Griechen brauchen mindestens neue 100 Milliarden Euro

Im Bundestag findet die schwarz-gelbe Regierung eine Mehrheit für ein neues Nothilfepaket

Der folgende Beitrag ist vor 2021 erschienen. Unsere Redaktion hat seither ein neues Leitbild und redaktionelle Standards. Weitere Informationen finden Sie hier.

Es wird wieder einmal eng um Griechenland. Und wie vor gut einem Jahr bei der ersten Nothilfe muss nun wieder auf der EU-Zirkusbühne eilig mit hohen Summen jonglierte werden. Die Troika aus EU-Kommission, Europäischer Zentralbank (EZB) und Internationalem Währungsfonds (IWF) hat in ihrem Bericht deutlich gemacht, dass es erwartungsgemäß sogar bei den neuen 60 Milliarden Euro nicht bleiben wird, die Griechenland benötige. Viel mehr Geld wird benötigt, um das Land irgendwie über die nächsten Jahre zu hieven und um die nötige Umschuldung mit Schuldenschnitt noch etwas zu verschieben. Wie sich der Finanzierungsbedarf von mindestens 100 Milliarden Euro, es wird auch schon über 120 Milliarden gesprochen, mit dem positiven Urteil verträgt, das die Troika dem Land ausgestellt hat, ist wohl nur schwer zu vermitteln.

Die EU-Jongleure müssen nun schnell wieder die teueren Keulen schwingen, weil sonst die "unkontrollierte Insolvenz" droht, wie Finanzminister Wolfgang Schäuble mahnt. Die würde vor allem deutsche Finanzinstitute treffen, weshalb die Bundesregierung für ein neues Nothilfepaket für Griechenland wirbt. Wird das nicht gepackt, dann will der IWF die nächste Tranche aus dem ersten Nothilfepaket über 110 Milliarden nicht auszahlen, weil die Finanzierung nicht mehr für 12 Monate gesichert ist. Dann könnte Griechenland die Renten, Löhne… bald nicht mehr bezahlen und die Insolvenz mit massivem Schuldenschnitt (Haircut) käme schnell auf die Tagesordnung.

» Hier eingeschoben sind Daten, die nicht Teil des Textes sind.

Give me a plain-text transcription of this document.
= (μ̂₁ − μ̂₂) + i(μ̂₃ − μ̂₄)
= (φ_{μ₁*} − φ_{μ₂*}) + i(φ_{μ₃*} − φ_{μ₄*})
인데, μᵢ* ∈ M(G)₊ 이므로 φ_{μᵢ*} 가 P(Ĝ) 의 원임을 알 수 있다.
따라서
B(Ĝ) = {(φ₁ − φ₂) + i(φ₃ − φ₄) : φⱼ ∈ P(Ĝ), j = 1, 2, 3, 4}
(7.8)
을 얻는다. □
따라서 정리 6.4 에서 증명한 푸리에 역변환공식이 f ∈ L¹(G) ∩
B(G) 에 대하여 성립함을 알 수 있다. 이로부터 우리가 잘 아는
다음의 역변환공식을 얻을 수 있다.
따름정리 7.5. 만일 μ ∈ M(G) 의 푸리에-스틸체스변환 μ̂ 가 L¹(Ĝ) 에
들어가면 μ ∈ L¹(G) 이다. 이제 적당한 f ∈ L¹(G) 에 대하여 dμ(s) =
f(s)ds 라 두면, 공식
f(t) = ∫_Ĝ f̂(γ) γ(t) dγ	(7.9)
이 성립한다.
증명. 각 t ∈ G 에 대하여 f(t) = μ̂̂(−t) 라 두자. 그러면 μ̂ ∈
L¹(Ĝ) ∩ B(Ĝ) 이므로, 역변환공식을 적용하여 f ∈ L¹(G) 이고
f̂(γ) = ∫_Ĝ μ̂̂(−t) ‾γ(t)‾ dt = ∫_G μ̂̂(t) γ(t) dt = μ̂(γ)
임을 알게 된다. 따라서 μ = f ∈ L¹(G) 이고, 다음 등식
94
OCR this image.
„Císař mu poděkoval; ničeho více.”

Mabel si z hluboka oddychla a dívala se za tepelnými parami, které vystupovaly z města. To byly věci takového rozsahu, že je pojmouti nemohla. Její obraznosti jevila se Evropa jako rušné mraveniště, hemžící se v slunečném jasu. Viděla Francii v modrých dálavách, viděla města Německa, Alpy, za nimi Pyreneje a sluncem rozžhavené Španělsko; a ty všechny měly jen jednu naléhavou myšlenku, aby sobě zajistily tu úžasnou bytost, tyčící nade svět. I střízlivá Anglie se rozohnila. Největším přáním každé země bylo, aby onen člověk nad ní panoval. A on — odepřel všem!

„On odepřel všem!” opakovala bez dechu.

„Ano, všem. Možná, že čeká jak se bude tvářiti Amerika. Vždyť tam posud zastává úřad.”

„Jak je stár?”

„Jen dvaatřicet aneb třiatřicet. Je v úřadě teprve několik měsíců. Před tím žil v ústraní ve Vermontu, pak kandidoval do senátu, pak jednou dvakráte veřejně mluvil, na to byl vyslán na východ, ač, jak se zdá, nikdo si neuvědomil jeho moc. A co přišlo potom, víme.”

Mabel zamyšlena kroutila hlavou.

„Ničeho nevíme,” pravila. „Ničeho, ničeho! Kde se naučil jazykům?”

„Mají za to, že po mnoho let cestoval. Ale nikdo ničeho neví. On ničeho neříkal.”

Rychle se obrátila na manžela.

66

Doch ohne einen Haircut lässt sich schon jetzt sagen, dass auch die Nothilfe 2.0 mit mindestens 100 -120 Milliarden Euro nicht ausreichen wird, um das Land zu stabilisieren, wenn man es immer tiefer in die Rezession spart. Dazu braucht man die Daten nicht, über welche die Troika verfügt. Es reicht gesunder Menschenverstand. Wie sollen neue 100 Milliarden Euro das Land bis 2014 (drei Jahre) refinanzieren, wenn bisher 110 Milliarden nicht ausgereicht haben. Zudem steigen mit immer neuen Krediten die Verschuldung und die Zinslast. Mit der Rezession gehen weiter steigende Sozialkosten und Steuerausfälle einher, weshalb der strikte Sparkurs von Finanzexperten kritisiert wird.

Man darf gespannt sein, was aus der weichen Umschuldung wird, die Schäuble über eine Laufzeitverlängerung griechischer Staatsanleihen anstrebt, mit der er die privaten Gläubiger an der neuen Nothilfe beteiligen will. 30 Milliarden sollen demnach also Banken und Versicherungen durch den Umtausch in Anleihen mit längerer Laufzeit aufbringen. Doch was auch nur aus dieser lächerlichen Beteiligung privater Gläubiger wird, wenn die Lage in Griechenland wieder "alternativlos" wird, wenn sie und andere EU-Länder nicht mitmachen, bleibt abzuwarten.

Wie nicht anders erwartet, hat die schwarz-gelbe Mehrheit im Bundestag heute ihrem Entschließungsantrag zugestimmt, mit der neue Hilfen aus Deutschland freigemacht wurden. Die neue Nothilfe soll an den absurden strengen Sparkurs und an die oben beschriebene Beteiligung privater Gläubiger geknüpft werden. So will die FDP "jetzt die Zügel der Kontrolle" anziehen, sagte der FDP-Fraktionsvorsitzende Martin Lindner. Er fordert Sicherheiten, damit die "harten Sanierungsauflagen auch eingehalten werden". Er meint, ohne die strikte Auflagen werde aus Griechenland ein "Fass ohne Boden". Dabei sagen immer mehr Experten, die harten Sparauflagen seien dafür verantwortlich, dass das Land schon in ein solches Fass verwandelt wurde.